Since the start of the pandemic, Emilia has seen her parents maybe five times in person due to the fear of transmitting COVID-19. Her friends? If they don’t work with her, she said, I don’t see them.
Despite so many nurses crying out for help, many hospitals offer little to no mental health services. Emilia said her metro-Atlanta hospital offers three visits to a therapist per traumatic event. Because three visits are not enough, Emilia began seeing a therapist and psychiatrist to help with her trauma and depression. Reba said they get an occasional pizza party, magnets and a “cool penlight.”
To combat this, Walden created a separate program the specifically address burnout in the workplace. The program can be molded into a company’s existing health programs, but is meant to address the root cause of high turnover and burnout.
“If you address the root cause of the issue, then you’re likely to have reduced turnover, you’re likely to have happier employees,” Walden said. “Specifically in healthcare, when you have good morale, you have better patient outcomes, which is huge.”

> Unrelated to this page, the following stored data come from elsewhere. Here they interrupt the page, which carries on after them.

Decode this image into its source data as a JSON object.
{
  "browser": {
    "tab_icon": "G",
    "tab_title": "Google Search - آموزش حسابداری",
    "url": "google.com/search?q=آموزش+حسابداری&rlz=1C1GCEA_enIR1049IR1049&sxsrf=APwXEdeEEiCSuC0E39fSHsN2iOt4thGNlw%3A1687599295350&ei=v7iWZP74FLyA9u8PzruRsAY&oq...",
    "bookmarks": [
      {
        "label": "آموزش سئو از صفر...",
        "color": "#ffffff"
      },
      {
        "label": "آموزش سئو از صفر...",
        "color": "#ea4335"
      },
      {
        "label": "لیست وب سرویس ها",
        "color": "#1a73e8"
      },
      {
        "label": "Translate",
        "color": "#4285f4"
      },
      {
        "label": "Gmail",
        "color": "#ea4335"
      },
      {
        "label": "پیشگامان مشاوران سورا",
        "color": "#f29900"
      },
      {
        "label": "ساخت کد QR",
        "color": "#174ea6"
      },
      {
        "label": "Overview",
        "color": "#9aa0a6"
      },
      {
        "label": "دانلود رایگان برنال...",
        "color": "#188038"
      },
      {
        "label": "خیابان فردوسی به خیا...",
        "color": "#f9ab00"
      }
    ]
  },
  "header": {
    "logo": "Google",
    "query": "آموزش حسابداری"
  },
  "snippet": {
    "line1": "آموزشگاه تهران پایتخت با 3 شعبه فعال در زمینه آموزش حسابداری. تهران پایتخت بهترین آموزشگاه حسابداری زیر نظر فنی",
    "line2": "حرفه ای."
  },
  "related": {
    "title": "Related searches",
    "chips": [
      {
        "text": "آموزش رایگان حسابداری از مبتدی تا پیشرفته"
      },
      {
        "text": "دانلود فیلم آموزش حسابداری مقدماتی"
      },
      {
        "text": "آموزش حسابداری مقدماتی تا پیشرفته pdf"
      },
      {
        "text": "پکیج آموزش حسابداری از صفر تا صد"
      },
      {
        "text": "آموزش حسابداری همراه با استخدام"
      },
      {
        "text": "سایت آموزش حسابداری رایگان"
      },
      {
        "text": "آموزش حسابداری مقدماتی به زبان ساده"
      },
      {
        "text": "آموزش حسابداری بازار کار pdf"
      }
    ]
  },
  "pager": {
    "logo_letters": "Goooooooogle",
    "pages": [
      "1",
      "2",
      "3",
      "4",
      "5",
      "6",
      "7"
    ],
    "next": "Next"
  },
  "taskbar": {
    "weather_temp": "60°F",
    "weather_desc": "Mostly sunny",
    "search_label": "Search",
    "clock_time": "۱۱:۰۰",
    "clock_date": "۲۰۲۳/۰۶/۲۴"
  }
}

When asked how the public can help its healthcare heroes, Emilia and Reba asked that the public advocate for healthcare workers and talk to legislators.
“The pandemic has shown the flaws in healthcare- besides getting vaccinated and not going to the ED for a COVID test, talk to your legislators and help advocate for safe staffing, increased wages and benefits for healthcare workers, and most importantly, realize that mental health is just as important as physical health,” Emilia said.